More knowledge exchange is good for everyone

The advance of globalisation has led to new collaborations between academia and the business sector that are based on knowledge exchange and innovation development. But success across an entire market requires a lot of leverage – like the Gripen fighter plane deal in the collaboration between Saab and Linköping University (LiU) in Brazil.

Studiebesök SaabStudiebesök Saab.Since 2015, six Swedish universities (Chalmers, KTH Royal Institute of Technology, Lund, Uppsala, Stockholm and Linköping), with funding from the Swedish Foundation for International Cooperation in Research and Higher Education, STINT, have joined forces with the aim of advancing collaboration and partnership in South Korea, Singapore, China, Indonesia and Brazil. The project, called the Swedish Academic Collaboration Forum, has facilitated knowledge transfer at conferences and seminars in the various countries. The final seminar took place recently in Stockholm, and was attended by Helene Hellmark Knutsson, the Swedish Minister for Higher Education and Research. However when the topic moved to industrial collaboration, the seminar participants travelled to Linköping for a visit to Linköping University and Saab.

“Of the project countries, Brazil is probably Sweden’s strongest collaborative partner, thanks to the Gripen fighter plane deal, and in this context it’s interesting to show how Saab and LiU work together,” says André Bittencourt, LiU’s coordinator for activities relating to the collaboration with Brazil. He believes that, despite the different situations in the various participant countries, they all face common challenges, and that the networking itself is important. Professor Paulo Afonso Burmann from Brazil’s Federal University of Santa Maria agrees:

“Most important are the contacts between the universities in Sweden and Brazil, and between the various Brazilian universities. It’s the latter that lead to the actual work, such as organising student and teacher exchanges.”

Many of the questions from the participants, who came mainly from universities, regarded financing, e.g. “How much money do businesses invest, to collaborate with Linköping University?” LiU business coordinator Maria Swartz couldn’t – and didn’t want to – give an exact answer to that question. “We see collaboration in a broader perspective, with benefits such as open knowledge transfer between academia and the business sector, but there are also benefits to society.”
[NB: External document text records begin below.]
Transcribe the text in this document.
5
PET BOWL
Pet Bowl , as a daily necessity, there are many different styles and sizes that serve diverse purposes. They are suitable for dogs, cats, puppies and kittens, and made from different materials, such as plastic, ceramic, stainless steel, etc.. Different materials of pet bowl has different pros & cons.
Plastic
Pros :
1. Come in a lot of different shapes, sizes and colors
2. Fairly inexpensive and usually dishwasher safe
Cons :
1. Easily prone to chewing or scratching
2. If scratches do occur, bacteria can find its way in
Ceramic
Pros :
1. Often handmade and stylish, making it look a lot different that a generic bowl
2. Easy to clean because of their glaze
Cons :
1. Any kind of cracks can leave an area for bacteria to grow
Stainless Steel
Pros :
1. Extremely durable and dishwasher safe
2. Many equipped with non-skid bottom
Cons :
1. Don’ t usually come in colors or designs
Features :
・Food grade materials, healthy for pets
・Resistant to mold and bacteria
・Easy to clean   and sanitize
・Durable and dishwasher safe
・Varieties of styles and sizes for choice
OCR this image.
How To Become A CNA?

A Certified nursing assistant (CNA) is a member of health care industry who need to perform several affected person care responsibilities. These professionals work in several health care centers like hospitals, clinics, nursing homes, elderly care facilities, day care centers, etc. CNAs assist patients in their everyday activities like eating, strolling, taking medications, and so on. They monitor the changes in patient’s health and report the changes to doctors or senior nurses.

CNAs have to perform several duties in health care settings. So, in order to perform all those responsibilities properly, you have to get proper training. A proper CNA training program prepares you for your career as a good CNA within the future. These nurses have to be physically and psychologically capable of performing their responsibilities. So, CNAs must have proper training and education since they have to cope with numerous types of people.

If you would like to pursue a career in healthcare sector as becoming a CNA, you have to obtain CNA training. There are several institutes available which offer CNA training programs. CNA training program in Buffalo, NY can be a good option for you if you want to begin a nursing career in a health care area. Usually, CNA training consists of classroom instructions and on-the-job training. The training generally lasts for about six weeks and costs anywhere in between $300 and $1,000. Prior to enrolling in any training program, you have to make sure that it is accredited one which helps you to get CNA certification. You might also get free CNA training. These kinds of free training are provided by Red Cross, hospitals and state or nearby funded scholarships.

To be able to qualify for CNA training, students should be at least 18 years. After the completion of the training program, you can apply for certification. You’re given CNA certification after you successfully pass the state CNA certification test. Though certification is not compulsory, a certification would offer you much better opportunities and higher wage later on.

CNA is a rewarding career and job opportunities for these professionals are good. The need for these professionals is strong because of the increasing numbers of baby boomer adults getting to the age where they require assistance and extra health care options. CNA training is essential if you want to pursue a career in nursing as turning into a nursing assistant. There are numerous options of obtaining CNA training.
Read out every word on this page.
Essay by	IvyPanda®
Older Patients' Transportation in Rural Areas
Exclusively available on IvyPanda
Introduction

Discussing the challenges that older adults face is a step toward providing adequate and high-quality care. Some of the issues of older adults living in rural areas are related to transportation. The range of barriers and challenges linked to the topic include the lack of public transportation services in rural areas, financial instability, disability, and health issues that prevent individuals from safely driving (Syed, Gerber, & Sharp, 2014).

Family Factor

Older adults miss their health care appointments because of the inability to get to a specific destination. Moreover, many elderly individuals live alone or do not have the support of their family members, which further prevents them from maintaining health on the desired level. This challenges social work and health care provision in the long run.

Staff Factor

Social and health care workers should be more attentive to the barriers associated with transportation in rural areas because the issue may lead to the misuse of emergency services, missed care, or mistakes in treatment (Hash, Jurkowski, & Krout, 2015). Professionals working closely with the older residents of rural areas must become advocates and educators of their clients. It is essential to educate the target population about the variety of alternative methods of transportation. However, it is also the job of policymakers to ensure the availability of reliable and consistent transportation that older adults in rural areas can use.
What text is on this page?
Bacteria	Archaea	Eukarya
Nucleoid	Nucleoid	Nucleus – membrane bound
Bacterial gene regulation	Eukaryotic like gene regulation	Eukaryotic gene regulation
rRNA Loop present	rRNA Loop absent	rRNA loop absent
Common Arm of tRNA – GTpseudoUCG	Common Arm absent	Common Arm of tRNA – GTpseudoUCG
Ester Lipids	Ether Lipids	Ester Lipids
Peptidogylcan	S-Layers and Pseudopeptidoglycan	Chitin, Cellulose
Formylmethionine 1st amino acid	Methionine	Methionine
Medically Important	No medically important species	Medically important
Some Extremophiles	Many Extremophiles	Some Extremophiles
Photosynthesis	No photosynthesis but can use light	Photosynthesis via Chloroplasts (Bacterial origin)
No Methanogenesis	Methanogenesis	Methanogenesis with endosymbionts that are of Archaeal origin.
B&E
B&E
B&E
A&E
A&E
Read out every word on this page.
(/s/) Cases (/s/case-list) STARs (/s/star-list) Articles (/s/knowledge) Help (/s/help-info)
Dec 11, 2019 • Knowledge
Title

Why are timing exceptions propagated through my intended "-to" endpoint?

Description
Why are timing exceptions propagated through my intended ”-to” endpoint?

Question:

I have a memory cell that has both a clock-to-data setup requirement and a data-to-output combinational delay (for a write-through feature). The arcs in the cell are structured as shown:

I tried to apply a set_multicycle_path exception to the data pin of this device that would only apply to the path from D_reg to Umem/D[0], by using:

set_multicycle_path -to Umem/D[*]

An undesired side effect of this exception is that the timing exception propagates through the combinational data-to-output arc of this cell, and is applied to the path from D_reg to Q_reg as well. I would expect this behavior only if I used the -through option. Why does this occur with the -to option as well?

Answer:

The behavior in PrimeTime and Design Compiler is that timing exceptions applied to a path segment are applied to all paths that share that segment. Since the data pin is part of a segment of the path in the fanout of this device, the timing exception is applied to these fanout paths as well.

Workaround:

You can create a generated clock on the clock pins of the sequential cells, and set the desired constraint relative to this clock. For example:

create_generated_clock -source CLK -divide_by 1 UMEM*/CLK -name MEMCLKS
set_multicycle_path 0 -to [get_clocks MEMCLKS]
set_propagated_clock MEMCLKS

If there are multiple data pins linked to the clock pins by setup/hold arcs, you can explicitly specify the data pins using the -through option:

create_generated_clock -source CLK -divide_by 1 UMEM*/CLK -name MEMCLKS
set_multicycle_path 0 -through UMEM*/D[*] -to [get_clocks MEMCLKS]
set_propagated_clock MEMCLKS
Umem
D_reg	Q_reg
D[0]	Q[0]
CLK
It’s no secret that LiU and Saab have had very strong links over the years. Three years ago a strategic partnership started, aimed at further advancing collaboration. Results include more student and researcher exchanges in Brazil, in conjunction with the large Gripen deal.

One person who has closely followed the development of the collaboration between Sweden and Brazil is Mikael Román, counsellor at the Embassy of Sweden in Brasilia and formerly associate professor at Linköping University:

“Obviously the Gripen deal provides the leverage for the continued advancement of the collaboration between the countries. It’s a massive, long-term deal, and in coming years additional deals will be added to the mix. It’s simply an ideal foundation from which we can take some risks together, without worrying too much about short-term mistakes, and for Linköping University I expect that the knowledge transfer aspect will be absolutely central.”

“An important part of this work is to create dynamic, open-minded environments where people can make new connections. My experience is that Brazilians are good at socialising. Just give them a few rooms and computers on campus and in no time they’ll be meeting new people and creating new opportunities,” says Mikael Román.